Experiment 13: Assignment Shortcuts

There are some assignment operations that are performed so commonly, Java provides special operators for them. For example, instead of writing

   sum = sum + count;

Java provides the += operator that allows us to write an equivalent statement more succinctly:

   sum += count;

Similarly, to double the value in result, we can write

   result = result * 2;

or we can more succinctly write:

   result *= 2;

Such "shortcut" operators save us from having to retype the same identifiers (count and result) twice, and Java provides such a "shortcut" for each of the arithmetic operators. That is, if D is an arithmetic operator, then an expression of the form:

   Variable1 = Variable1 D Expression

can be written as

   Variable1 D= Expression

Each of these "shortcut" operators can be chained in the same manner as a normal assignment.

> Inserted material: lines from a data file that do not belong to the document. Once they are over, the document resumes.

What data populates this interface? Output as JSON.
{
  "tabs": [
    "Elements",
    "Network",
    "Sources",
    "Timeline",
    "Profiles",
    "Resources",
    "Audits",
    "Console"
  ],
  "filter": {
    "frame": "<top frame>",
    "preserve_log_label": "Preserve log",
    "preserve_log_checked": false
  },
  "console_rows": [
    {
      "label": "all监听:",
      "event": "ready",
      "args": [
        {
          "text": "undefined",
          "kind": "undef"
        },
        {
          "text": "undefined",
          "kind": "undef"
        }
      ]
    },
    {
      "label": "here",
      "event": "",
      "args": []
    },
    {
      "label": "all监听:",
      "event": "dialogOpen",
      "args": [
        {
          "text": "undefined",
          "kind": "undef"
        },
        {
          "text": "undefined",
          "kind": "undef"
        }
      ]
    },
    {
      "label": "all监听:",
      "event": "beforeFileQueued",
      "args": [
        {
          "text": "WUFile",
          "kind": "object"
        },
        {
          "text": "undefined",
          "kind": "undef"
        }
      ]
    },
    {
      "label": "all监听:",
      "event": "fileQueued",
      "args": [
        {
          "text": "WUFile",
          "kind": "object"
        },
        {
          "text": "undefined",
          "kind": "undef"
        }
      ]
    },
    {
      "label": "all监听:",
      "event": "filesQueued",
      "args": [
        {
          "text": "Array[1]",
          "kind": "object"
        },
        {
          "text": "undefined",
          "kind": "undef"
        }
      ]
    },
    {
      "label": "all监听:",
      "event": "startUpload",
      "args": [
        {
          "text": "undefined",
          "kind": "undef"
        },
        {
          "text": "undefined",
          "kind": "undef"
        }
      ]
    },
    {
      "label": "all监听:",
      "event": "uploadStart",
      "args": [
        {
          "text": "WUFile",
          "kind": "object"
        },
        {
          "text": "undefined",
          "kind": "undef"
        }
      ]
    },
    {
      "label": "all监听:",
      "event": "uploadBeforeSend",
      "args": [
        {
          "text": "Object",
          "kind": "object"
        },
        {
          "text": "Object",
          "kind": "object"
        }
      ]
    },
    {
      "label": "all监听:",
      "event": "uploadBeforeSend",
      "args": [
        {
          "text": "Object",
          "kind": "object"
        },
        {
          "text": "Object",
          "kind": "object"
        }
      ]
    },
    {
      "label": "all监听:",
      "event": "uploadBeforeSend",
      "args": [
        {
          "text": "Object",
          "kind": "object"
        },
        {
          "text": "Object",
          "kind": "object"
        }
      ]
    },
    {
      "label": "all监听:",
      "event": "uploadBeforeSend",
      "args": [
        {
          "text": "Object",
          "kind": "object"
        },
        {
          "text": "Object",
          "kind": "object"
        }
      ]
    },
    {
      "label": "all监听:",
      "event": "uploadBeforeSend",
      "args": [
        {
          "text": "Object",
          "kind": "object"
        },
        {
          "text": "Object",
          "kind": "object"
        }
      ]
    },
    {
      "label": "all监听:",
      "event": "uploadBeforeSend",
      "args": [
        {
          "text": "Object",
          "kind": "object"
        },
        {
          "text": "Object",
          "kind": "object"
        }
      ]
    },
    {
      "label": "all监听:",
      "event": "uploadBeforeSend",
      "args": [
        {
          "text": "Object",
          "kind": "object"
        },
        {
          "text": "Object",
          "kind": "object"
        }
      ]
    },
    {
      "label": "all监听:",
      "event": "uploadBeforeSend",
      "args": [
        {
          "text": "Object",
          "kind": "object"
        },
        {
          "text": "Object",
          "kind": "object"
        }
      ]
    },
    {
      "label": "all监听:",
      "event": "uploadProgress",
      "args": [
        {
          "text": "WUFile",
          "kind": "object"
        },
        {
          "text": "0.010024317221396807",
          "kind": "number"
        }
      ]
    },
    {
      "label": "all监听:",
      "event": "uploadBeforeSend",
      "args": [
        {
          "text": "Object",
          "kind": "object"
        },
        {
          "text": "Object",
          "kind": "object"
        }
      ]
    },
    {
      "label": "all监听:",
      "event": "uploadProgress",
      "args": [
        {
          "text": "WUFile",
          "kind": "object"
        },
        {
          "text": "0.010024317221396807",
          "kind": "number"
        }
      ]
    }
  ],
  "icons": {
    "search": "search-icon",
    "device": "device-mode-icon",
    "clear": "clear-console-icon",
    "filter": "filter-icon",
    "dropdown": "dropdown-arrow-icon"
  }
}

As a pencil-and-paper exercise, determine the values of w, x, y, and z after the following statements execute:

   int w = 8,
       x = 4,
       y = 2,
       z = 1;

   w -= x /= y *= z += 1;

In what order are the operators applied?

What are the values of each variable following the assignment statement?

Using Express.java, verify the correctness of your prediction, and record any discrepancies in the space below.

You should now know how to use assignment "shortcuts" in order to avoid having to type the same variable's name more than once.